To study the epigenetic mechanism of CAF-induced tumor growth and metastasis in vivo, an MDA-MB-231 orthotopic tumor transplantation model was established in nude mice. Bioluminescence imaging was monitored weekly and indicated that all of the four CAF populations remarkably promoted primary tumor growth, whereas shHOTAIR treatment markedly reduced tumor volume (Fig. 6a-c, Additional file 1: Figure S6). Most importantly, CAFs resulted in dramatic lung metastasis with extensive tumor foci compared to control cells, as determined by quantitative bioluminescence images (Fig. 6d). However, this metastatic phenomenon was attenuated when HOTAIR was knocked down, and H&E staining further confirmed these results (Fig. 6e). Compared to the control group, CAFs enhanced the nuclear staining of HOTAIR, as revealed by FISH, which further confirmed our in vitro study (Fig. 6f). Moreover, immunohistochemistry staining showed the downregulation of nuclear β-catenin and reductions in p-SMAD2-, p-SMAD3-, EZH2- and H3K27me3- positive cells in the shHOTAIR group (Fig. 6g). Taken together, these findings indicate that shHOTAIR treatment efficiently blocked the crosstalk between CAFs and tumor cells, thereby impairing CAF-induced EMT. Collectively, these experiments supported the notion that the secretion TGF-β1 by CAFs activated the TGF-β1/SMAD pathway in breast cancer cells, resulting in the up-regulation of HOTAIR transcription and histone modification of the CDK5 signaling pathway, thereby promoting breast cancer progression and metastasis.
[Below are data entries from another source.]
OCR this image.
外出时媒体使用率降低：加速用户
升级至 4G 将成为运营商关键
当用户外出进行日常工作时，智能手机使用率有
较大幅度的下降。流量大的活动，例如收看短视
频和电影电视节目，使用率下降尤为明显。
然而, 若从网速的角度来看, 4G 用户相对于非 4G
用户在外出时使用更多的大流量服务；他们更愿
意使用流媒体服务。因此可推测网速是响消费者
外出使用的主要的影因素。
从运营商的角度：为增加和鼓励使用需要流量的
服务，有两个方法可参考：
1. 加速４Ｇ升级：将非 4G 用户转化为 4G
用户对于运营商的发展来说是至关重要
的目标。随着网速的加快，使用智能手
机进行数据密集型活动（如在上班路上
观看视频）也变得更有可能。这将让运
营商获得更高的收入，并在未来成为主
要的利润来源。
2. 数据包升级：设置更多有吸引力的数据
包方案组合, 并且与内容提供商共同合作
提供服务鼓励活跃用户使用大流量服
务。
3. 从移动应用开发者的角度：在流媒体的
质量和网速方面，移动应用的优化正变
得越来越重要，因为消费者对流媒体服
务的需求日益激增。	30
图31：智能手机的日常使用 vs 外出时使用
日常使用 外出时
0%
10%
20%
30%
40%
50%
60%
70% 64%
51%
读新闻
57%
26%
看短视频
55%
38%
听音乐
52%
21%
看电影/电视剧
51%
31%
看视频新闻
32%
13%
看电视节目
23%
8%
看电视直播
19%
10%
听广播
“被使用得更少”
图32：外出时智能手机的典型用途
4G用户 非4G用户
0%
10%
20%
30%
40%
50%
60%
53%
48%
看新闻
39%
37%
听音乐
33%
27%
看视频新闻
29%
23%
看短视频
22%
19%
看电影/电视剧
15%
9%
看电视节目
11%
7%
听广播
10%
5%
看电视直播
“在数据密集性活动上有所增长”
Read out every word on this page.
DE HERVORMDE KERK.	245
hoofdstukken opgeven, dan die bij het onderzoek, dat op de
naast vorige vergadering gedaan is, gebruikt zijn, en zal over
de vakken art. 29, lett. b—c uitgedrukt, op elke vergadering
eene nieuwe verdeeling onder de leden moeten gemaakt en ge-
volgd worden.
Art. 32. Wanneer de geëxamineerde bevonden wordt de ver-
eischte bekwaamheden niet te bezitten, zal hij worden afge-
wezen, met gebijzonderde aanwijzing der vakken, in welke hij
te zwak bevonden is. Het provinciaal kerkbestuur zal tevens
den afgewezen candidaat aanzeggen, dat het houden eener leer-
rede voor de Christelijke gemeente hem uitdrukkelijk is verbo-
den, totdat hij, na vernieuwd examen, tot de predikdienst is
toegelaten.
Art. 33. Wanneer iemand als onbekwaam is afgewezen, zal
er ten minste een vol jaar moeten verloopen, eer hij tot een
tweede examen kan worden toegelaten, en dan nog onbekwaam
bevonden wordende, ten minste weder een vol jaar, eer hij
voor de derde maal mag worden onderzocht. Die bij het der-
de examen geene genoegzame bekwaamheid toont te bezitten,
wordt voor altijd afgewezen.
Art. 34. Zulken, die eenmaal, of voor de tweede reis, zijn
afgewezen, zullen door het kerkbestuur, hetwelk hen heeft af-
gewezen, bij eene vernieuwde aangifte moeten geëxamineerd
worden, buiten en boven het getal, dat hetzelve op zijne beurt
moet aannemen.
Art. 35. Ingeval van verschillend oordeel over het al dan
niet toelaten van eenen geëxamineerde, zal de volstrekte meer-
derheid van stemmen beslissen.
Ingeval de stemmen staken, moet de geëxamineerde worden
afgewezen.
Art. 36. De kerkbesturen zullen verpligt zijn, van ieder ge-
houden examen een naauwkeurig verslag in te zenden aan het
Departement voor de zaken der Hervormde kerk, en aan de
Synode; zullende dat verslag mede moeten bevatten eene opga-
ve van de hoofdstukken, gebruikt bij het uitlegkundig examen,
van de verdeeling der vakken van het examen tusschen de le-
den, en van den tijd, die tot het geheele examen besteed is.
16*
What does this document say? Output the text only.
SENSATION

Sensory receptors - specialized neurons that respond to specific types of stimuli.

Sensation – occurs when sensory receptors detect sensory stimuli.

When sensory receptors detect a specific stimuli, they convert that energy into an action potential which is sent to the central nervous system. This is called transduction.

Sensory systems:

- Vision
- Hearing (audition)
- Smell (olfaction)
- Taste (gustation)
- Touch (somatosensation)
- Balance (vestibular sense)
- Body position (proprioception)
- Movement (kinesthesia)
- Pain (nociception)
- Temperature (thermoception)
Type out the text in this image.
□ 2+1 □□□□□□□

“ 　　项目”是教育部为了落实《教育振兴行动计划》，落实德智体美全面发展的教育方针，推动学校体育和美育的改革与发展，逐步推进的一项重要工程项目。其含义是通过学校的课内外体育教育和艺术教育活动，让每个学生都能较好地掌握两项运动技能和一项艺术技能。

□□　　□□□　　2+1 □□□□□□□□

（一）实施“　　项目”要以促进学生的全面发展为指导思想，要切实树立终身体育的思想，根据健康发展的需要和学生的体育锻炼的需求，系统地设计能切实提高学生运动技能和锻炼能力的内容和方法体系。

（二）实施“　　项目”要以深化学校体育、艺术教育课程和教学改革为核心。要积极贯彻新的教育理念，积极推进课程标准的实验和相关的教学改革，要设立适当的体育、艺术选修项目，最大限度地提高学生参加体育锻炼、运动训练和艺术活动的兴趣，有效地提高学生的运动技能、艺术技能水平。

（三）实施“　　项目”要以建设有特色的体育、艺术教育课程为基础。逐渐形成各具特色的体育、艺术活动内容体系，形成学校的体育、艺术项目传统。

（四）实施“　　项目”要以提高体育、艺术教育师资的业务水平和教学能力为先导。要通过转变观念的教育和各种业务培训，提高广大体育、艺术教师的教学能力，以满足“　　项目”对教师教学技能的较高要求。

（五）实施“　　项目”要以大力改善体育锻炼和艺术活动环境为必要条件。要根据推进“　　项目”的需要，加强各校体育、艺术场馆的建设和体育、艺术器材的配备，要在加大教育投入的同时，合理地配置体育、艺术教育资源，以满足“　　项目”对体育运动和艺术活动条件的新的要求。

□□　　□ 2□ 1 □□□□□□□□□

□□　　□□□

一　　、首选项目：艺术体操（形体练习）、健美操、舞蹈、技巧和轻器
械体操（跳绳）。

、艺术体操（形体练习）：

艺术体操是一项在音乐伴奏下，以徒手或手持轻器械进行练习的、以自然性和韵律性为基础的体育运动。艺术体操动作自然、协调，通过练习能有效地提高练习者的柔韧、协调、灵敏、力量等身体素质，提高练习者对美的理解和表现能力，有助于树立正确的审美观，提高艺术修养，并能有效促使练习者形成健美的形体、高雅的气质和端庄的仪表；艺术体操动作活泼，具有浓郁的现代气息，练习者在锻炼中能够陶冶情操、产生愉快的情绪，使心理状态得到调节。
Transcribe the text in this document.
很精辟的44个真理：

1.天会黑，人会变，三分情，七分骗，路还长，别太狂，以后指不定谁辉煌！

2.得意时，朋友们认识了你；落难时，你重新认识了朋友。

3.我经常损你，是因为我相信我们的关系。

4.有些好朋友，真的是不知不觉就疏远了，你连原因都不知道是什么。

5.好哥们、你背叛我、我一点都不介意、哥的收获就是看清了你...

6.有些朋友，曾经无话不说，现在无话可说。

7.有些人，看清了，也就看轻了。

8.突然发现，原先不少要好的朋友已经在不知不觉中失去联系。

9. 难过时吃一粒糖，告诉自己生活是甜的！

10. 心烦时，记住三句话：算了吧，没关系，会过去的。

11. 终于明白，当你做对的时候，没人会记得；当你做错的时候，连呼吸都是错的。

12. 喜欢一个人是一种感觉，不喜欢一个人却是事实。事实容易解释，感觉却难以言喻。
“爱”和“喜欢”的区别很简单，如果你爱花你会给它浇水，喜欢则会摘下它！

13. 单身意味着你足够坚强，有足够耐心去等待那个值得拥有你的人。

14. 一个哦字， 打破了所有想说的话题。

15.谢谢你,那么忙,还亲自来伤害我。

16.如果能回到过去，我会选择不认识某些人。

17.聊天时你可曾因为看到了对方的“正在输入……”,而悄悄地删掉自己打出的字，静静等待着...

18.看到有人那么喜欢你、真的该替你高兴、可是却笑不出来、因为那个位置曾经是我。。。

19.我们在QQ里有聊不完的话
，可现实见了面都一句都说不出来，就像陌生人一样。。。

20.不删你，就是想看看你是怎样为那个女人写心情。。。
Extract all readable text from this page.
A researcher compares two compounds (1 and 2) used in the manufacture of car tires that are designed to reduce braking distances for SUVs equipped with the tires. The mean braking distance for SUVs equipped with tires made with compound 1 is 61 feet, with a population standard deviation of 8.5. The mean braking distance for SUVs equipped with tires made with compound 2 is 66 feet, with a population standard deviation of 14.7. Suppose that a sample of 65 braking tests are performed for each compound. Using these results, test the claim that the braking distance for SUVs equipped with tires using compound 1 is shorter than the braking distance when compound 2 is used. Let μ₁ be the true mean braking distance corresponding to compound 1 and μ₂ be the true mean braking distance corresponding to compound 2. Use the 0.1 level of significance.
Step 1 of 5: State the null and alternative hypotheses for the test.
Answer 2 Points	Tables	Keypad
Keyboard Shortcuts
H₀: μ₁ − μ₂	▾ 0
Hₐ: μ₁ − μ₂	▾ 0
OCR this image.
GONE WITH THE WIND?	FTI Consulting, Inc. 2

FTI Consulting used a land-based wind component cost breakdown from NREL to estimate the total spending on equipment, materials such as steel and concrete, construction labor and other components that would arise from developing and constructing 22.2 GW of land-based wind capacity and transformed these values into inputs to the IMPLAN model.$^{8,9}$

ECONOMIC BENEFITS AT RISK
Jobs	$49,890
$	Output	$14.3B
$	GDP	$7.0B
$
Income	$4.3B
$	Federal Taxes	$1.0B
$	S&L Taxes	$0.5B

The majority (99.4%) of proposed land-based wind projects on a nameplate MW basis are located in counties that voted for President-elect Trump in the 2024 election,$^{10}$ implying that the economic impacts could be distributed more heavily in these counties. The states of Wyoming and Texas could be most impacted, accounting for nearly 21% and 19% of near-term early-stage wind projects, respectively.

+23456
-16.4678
To gain a further insight of the role of CAFs in the clinical setting, we collected 59 breast carcinoma samples and examined markers of CAFs FAP-α and α-SMA by immunohistochemistry. We found that the expression levels of FAP-α and α-SMA were significantly up-regulated in invasive breast carcinoma (97.5%, 38 in 39), compared with human ductal carcinoma in situ (DCIS, 33.3%, 7 of 20), suggesting that CAFs facilitated tumor metastasis in patients with breast cancer (Additional file 1: Figure S7). Compared to DCIS, HOTAIR expression and nuclear staining were higher in metastatic breast carcinoma, as revealed by FISH images, which indicated that the upregulation of HOTAIR strongly correlated with tumor metastasis (Fig. 7a). Furthermore, the expression levels of EZH2 and CDK5 exhibited similar patterns, which further confirmed our in vitro and in vivo studies (Fig. 7b).